As many New Yorkers celebrate the state’s 1,000 craft beverage producers—double the amount of breweries, distilleries, and wineries since 2012—a slightly less fun kind of party is bubbling up. The New York Prohibition Party, founded in 1869 and dormant for nearly 80 years, is back in action.

The Party relaunched in September 2017 with a goal “to establish a lasting prohibition of the manufacture and sale of alcohol, to abolish the alcohol industry, and to establish a teetotal culture,” NYup.com reports. The group claims alcohol is unhealthy, unsafe, and expensive, costing the state $16 billion “in social, medical, and economic damages” each  year.

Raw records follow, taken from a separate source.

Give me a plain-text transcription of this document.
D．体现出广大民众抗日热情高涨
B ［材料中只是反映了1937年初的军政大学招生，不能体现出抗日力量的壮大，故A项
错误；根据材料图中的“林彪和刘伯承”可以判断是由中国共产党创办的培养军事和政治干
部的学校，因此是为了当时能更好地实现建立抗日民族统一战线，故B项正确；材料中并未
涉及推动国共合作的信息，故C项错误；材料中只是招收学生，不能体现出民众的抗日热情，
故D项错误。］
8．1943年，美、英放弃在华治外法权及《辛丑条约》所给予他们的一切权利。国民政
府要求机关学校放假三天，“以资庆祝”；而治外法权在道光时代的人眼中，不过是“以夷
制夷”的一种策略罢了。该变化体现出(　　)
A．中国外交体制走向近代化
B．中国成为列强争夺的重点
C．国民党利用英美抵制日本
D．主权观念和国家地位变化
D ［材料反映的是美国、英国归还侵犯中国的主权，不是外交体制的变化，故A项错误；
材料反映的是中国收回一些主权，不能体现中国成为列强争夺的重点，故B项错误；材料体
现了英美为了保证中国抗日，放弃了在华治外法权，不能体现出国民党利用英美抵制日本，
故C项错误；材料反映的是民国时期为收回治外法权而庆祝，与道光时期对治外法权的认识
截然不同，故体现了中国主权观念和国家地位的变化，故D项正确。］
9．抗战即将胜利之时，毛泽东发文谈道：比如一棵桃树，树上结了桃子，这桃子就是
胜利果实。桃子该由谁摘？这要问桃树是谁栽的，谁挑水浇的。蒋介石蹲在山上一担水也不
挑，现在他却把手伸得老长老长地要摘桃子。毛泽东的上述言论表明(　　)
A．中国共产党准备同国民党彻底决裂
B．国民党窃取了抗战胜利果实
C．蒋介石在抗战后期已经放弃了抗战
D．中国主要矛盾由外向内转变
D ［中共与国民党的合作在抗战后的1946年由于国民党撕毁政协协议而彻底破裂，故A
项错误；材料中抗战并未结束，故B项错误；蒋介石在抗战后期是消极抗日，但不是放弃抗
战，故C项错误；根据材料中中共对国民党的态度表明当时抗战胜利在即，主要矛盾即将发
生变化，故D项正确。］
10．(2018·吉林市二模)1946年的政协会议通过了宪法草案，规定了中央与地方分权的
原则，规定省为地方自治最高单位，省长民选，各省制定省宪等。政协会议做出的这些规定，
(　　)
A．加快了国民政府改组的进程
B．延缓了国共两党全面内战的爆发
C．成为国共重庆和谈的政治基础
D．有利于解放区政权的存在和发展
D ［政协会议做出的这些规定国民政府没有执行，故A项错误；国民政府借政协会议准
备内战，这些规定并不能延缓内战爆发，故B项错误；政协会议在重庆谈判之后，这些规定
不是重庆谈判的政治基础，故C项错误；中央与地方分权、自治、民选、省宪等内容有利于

Booze is big business in New York. The teetotaler agenda comes at a time when New York Gov. Andrew Cuomo is championing the craft alcohol industry, offering tax credits, grants, and other incentives to boost beer, wine, and spirits production in the state. This is seen in the rise of alcohol producers, and in improvements like allowing brewers and distillers to sell alcohol by the glass in their tasting rooms.

There are some admirable reforms on the Party’s agenda, such as abolishing the statute of limitations for rape and the sexual abuse of children, and “fixing the state’s education financing,” NYup.com reports.

But it mostly sounds like they’re upset Cuomo is spending so much state money on supporting alcohol they don’t want anyone to drink. Tough luck.

“Think NY Vote Dry” doesn’t have quite the same ring to it as our preferred state motto: Think New York, Drink New York.